Question

A plastic ball falls from a height of 4.9 metre and rebounds several times from the floor. What is the coefficient of restitution during the impact with the floor if 1.3 seconds pass from the first impact to the second one?
A) $0.9$
B) $0.1$
C) $0.7$
D) $0.8$

Answer 1

Hint: The coefficient of restitution is a concept which is ratio of velocity. Hence, in order to find the coefficient of restitution, we have to express the motion in terms of the velocity. Since, the given quantity is time taken for the second collision, it is important to express the velocity in terms of time to derive an expression to calculate the coefficient of restitution.

Complete step by step answer:
When collision occurs between two objects, there is a transfer of momentum from one object to another. If 100% of the velocity of one object gets transferred to the other object without any loss, it is called perfectly elastic collision.
This criterion is calculated by the coefficient of restitution or $e$.
The coefficient of restitution is the ratio of the final velocity after collision to the initial velocity before collision.

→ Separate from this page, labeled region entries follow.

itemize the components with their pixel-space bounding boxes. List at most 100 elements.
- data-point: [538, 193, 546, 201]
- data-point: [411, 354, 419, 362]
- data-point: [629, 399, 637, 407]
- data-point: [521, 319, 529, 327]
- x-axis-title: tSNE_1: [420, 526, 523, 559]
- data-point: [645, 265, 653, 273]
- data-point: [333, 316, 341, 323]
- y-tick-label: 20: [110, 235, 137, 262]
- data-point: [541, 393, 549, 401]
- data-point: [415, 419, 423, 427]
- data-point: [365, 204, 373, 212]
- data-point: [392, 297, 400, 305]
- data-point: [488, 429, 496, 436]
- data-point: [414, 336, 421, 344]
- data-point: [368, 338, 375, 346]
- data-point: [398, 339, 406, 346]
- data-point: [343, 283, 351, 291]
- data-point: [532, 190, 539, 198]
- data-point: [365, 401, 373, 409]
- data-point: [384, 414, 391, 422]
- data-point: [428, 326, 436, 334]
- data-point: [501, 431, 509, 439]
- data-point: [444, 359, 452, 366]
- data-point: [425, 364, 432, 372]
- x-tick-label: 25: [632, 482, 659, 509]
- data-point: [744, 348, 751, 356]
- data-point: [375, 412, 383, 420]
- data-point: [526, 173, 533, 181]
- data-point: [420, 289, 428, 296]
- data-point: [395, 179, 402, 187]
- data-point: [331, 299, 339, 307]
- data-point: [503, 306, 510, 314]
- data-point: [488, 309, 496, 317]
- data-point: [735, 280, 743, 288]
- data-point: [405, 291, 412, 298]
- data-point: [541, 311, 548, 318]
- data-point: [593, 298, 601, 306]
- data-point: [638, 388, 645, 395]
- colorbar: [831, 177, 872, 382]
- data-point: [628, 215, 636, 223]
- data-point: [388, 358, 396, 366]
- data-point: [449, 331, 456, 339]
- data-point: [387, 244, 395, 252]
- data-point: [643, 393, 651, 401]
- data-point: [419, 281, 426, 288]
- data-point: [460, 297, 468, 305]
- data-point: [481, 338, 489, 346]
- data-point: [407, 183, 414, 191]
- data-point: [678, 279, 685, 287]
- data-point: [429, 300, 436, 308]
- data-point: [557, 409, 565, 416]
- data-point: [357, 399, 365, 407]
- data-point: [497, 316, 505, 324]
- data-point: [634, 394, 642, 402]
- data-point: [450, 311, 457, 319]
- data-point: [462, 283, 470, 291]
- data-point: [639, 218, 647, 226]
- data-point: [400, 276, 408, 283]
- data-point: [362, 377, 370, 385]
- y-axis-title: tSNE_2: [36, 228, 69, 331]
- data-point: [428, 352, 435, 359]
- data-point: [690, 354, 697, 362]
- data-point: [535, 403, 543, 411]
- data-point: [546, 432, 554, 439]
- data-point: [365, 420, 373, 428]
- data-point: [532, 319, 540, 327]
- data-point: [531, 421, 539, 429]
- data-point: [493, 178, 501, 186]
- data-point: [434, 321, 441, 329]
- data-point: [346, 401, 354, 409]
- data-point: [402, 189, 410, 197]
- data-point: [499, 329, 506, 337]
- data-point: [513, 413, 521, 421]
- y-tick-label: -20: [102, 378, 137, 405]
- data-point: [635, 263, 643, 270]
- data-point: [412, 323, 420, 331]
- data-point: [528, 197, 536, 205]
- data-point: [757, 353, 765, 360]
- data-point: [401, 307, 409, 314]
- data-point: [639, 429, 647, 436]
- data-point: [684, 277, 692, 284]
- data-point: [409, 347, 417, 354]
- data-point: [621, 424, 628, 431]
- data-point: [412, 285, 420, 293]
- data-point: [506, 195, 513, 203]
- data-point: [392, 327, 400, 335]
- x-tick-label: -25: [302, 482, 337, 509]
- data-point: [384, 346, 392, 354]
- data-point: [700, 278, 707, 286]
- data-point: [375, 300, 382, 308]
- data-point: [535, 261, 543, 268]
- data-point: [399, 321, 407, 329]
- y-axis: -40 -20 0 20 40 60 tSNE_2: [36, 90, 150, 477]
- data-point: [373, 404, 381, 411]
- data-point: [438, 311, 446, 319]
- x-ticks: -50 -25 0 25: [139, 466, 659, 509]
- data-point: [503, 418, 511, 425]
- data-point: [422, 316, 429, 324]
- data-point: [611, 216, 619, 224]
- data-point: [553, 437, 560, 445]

If the value of $e = 1$, it is a perfectly elastic collision.
Consider a plastic ball falling from a height of $h = 4.9m$. The velocity acquired by the ball during the motion:
$v = \sqrt {2gh} $
where g = acceleration due to gravity, $9.8m{s^{ - 2}}$
When the ball hits the ground and bounces off with a velocity ${v_1}$ , it is equal to the coefficient of restitution times the initial velocity.
$\Rightarrow e = \dfrac{{{v_1}}}{v}$
$ \Rightarrow {v_1} = ev$
$ \Rightarrow {v_1} = e\sqrt {2gh} $
The time taken during the fall is given by –
$\Rightarrow t = \dfrac{v}{g}$
$ \Rightarrow t = \dfrac{{\sqrt {2gh} }}{g}$
$ \Rightarrow t = \sqrt {\dfrac{{2h}}{g}} $
Similarly, the time taken for the bounce after the first collision is –
$\Rightarrow {t_1} = \dfrac{{{v_1}}}{g}$
$ \Rightarrow {t_1} = \dfrac{{ev}}{g}$
$ \Rightarrow {t_1} = \dfrac{{e\sqrt {2gh} }}{g}$
$ \Rightarrow {t_1} = e\sqrt {\dfrac{{2h}}{g}} $
In the question, it is given that the total time taken for the initial fall, the bounce after the first collision and then fall towards the second collision, is equal to 1.3 seconds. Therefore,
$\Rightarrow 1.3 = t + 2{t_1}$
Substituting the values of time,
$\Rightarrow 1.3 = \sqrt {\dfrac{{2h}}{g}} + 2e\sqrt {\dfrac{{2h}}{g}} $
$ \Rightarrow 1.3 = \left( {1 + 2e} \right)\sqrt {\dfrac{{2h}}{g}} $
Substituting the values of h and g, we have –
$\Rightarrow 1.3 = \left( {1 + 2e} \right)\sqrt {\dfrac{{2 \times 4.9}}{{9.8}}} $
$ \Rightarrow 1.3 = \left( {1 + 2e} \right)\sqrt {\dfrac{2}{2}} $
$ \Rightarrow 1.3 = \left( {1 + 2e} \right)$
$ \Rightarrow 2e = 0.3$
$ \Rightarrow e = 0.15 \approx 0.1$
The coefficient of restitution, $e = 0.1$.

Hence, the correct option is Option B.

Note: However, it is impossible in nature for a perfectly elastic collision to occur. There is always reduction in the final velocity after imparting the velocity from one body to another. For example, when a body of a finite velocity hits the stationary ground, it does not bounce back to original height since it is not perfectly elastic collision. There is reduction in the velocity of the body when it arises.